In its final report on the crash, released in October, the National Transportation Board listed the cause of the crash as follows:

"The pilot's loss of airplane control during a known one-engine-inoperative condition. The reasons for the loss of control and engine shutdown could not be determined because the airplane was not equipped with a crash-resistant recorder and postaccident examination and testing did not reveal evidence of any malfunction that would have precluded normal operation."

William Angelley, a Dallas-based attorney who specializes in aviation law, says the NTSB got it wrong.

"The NTSB missed this one," he said in a news release.

Angelley, who flew helicopters in the U.S. Navy before beginning his legal career almost 20 years ago, said the cause of the left engine failure is clear.

"My investigators found it within thirty minutes. Plus, it's right there in the NTSB's own data. If they didn't see evidence of the malfunction, they either weren't looking or didn't know what they were doing."

Angelley filed a wrongful death lawsuit in Tulsa County on Tuesday, December 9, 2014 on behalf of Inhofe's wife and two sons.

The suit names as defendants Honeywell International, the manufacturer of the engines; Landmark Aviation Services and Standard Aero, which it says did work on the engine that was shut down; and Intercontinental Jet Service Corporation, which is says had reinstalled the engine on the airplane.

The lawsuit seeks in excess of $75,000 in damages.

According to the NTSB, the FAA requires pilots who fly the MU-2B to get special training and have a certain level of experience. The FAA adopted those requirements after a number of crashes involving MU-2Bs over the years.

The NTSB said Dr. Inhofe had purchased the MU-2B in September of 2013 and completed ground school the week before the crash at Professional Flight Training in Salina, Kansas. He then completed training flights in the accident plane that week, according to the NTSB. 

Dr. Inhofe had performed a single-engine landing on the morning of the accident as part of his training, according to the NTSB and the accident flight was the first time he flew the MU-2B alone.

The NTSB says Inhofe had a total of 2,874 flight hours, with more than half of those in multiengine airplanes.

The investigator interviewed three pilots who'd flown with Dr. Inhofe in the months before the accident. Although interviewed separately all three pilots described him as a very good aviator who was studious and modest about his pilot skills. None of them recalled him displaying any negative or bad flying habits.

Angelley disputes the NTSB's statement that the airplane should have been flyable on one engine. He says the left engine failed after the airplane's landing gear and flaps were extended. "That set up an impossible situation for Dr. Inhofe. Virtually no one could have recovered from that. There is simply too much drag and not enough power."

The NTSB says a ground controller cleared Inhofe to land on runway 18L, meaning it was landing to the south on the main runway. The controller also instructed the pilot to reduce his speed to 150 knots.

Inhofe acknowledged both instructions, according to the NTSB, but then his plane started to make a left turn. When the controller asked Inhofe about the unexpected turn, Inhofe radioed that he had a control problem.

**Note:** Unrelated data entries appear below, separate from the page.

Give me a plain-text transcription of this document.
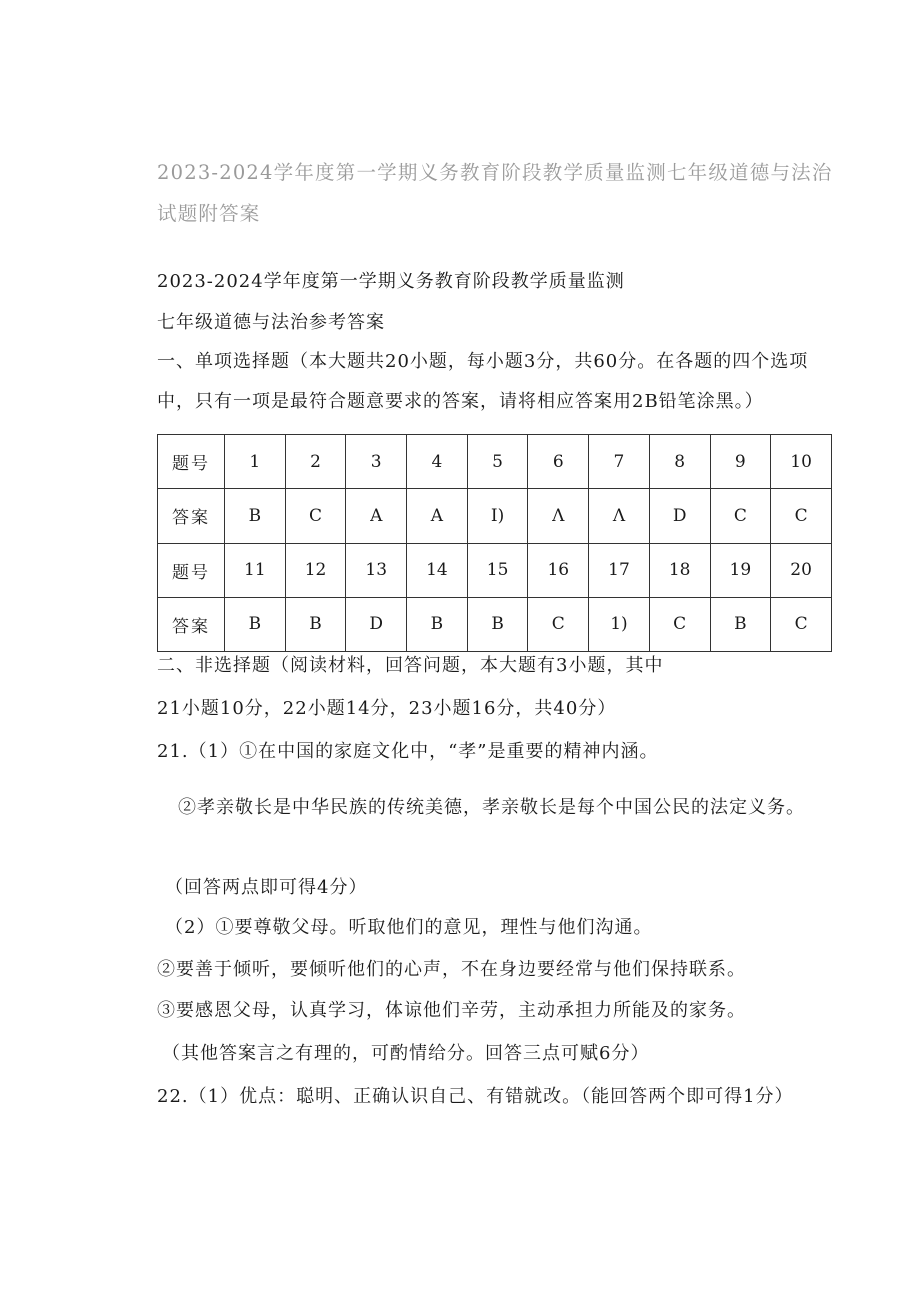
2023-2024学年度第一学期义务教育阶段教学质量监测七年级道德与法治试题附答案

2023-2024学年度第一学期义务教育阶段教学质量监测

七年级道德与法治参考答案

一、单项选择题（本大题共20小题，每小题3分，共60分。在各题的四个选项中，只有一项是最符合题意要求的答案，请将相应答案用2B铅笔涂黑。）

题号	1	2	3	4	5	6	7	8	9	10
答案	B	C	A	A	I)	Λ	Λ	D	C	C
题号	11	12	13	14	15	16	17	18	19	20
答案	B	B	D	B	B	C	1)	C	B	C

二、非选择题（阅读材料，回答问题，本大题有3小题，其中

21小题10分，22小题14分，23小题16分，共40分）

21.（1）①在中国的家庭文化中，“孝”是重要的精神内涵。

②孝亲敬长是中华民族的传统美德，孝亲敬长是每个中国公民的法定义务。

（回答两点即可得4分）

（2）①要尊敬父母。听取他们的意见，理性与他们沟通。

②要善于倾听，要倾听他们的心声，不在身边要经常与他们保持联系。

③要感恩父母，认真学习，体谅他们辛劳，主动承担力所能及的家务。

（其他答案言之有理的，可酌情给分。回答三点可赋6分）

22.（1）优点：聪明、正确认识自己、有错就改。（能回答两个即可得1分）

When the controller saw that the turn was continuing, he cleared Inhofe to maneuver to the west and asked if Inhofe needed assistance. Dr. Inhofe  told the controller his left engine was shut down, according to the NTSB.

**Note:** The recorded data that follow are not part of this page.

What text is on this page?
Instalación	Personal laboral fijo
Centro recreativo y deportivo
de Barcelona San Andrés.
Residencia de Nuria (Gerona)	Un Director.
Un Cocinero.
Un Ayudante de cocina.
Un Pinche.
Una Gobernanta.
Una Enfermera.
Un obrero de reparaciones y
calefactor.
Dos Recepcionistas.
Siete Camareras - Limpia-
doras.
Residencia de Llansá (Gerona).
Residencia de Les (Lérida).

The controller declared an emergency for the pilot and asked how many people were on board and how much fuel the plane had. The controller received no further communications from the pilot.

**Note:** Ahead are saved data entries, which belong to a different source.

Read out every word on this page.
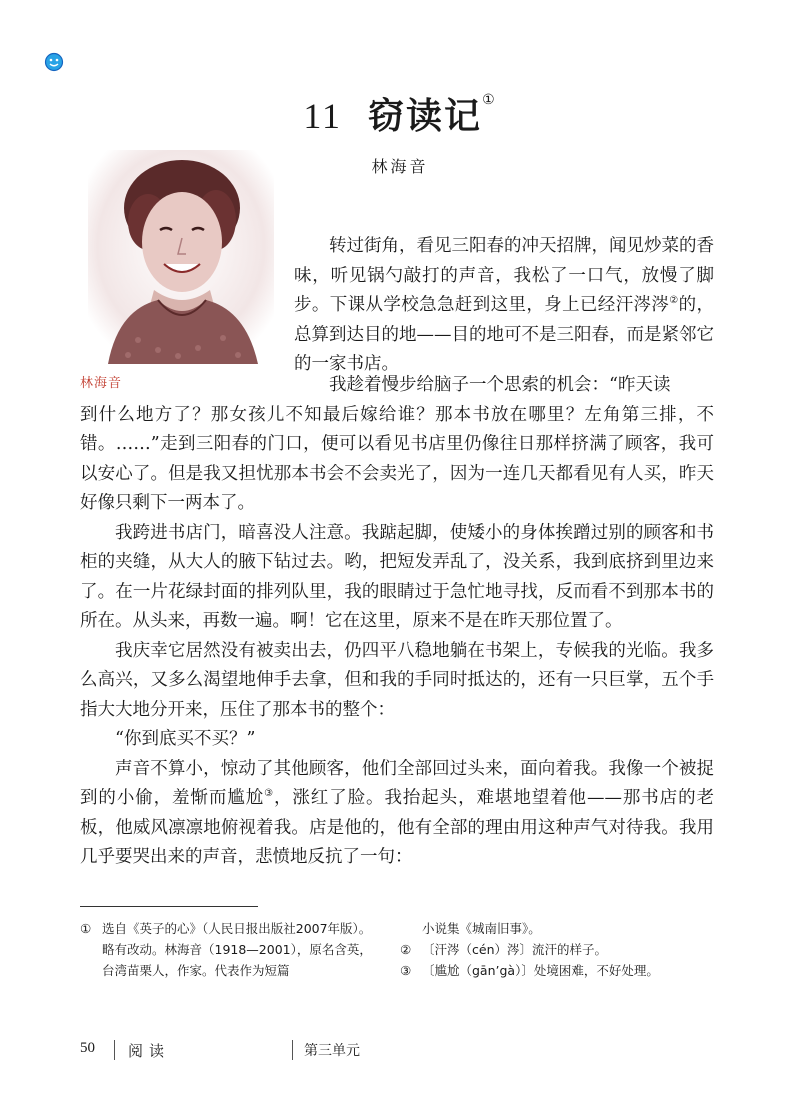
11 窃读记①
林海音
林海音

转过街角，看见三阳春的冲天招牌，闻见炒菜的香味，听见锅勺敲打的声音，我松了一口气，放慢了脚步。下课从学校急急赶到这里，身上已经汗涔涔②的，总算到达目的地——目的地可不是三阳春，而是紧邻它的一家书店。

我趁着慢步给脑子一个思索的机会：“昨天读
到什么地方了？那女孩儿不知最后嫁给谁？那本书放在哪里？左角第三排，不错。……”走到三阳春的门口，便可以看见书店里仍像往日那样挤满了顾客，我可以安心了。但是我又担忧那本书会不会卖光了，因为一连几天都看见有人买，昨天好像只剩下一两本了。

我跨进书店门，暗喜没人注意。我踮起脚，使矮小的身体挨蹭过别的顾客和书柜的夹缝，从大人的腋下钻过去。哟，把短发弄乱了，没关系，我到底挤到里边来了。在一片花绿封面的排列队里，我的眼睛过于急忙地寻找，反而看不到那本书的所在。从头来，再数一遍。啊！它在这里，原来不是在昨天那位置了。

我庆幸它居然没有被卖出去，仍四平八稳地躺在书架上，专候我的光临。我多么高兴，又多么渴望地伸手去拿，但和我的手同时抵达的，还有一只巨掌，五个手指大大地分开来，压住了那本书的整个：

“你到底买不买？”

声音不算小，惊动了其他顾客，他们全部回过头来，面向着我。我像一个被捉到的小偷，羞惭而尴尬③，涨红了脸。我抬起头，难堪地望着他——那书店的老板，他威风凛凛地俯视着我。店是他的，他有全部的理由用这种声气对待我。我用几乎要哭出来的声音，悲愤地反抗了一句：

① 选自《英子的心》（人民日报出版社2007年版）。略有改动。林海音（1918—2001），原名含英，台湾苗栗人，作家。代表作为短篇
小说集《城南旧事》。
② 〔汗涔（cén）涔〕流汗的样子。
③ 〔尴尬（gān’gà）〕处境困难，不好处理。
50 阅读	第三单元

The NTSB says radar indicates the plane made a 360-degree left turn about five miles from the north end of the runway and then contact was lost.

Witnesses told investigators they saw the aircraft making the turn with its landing gear extended and the propeller on the left engine not turning. They reported seeing the plane make a right turn, then a left turn and then a steep spiral to the left as it disappeared from view.

The lawsuit asks for a jury trial, but according to court records no date has been set.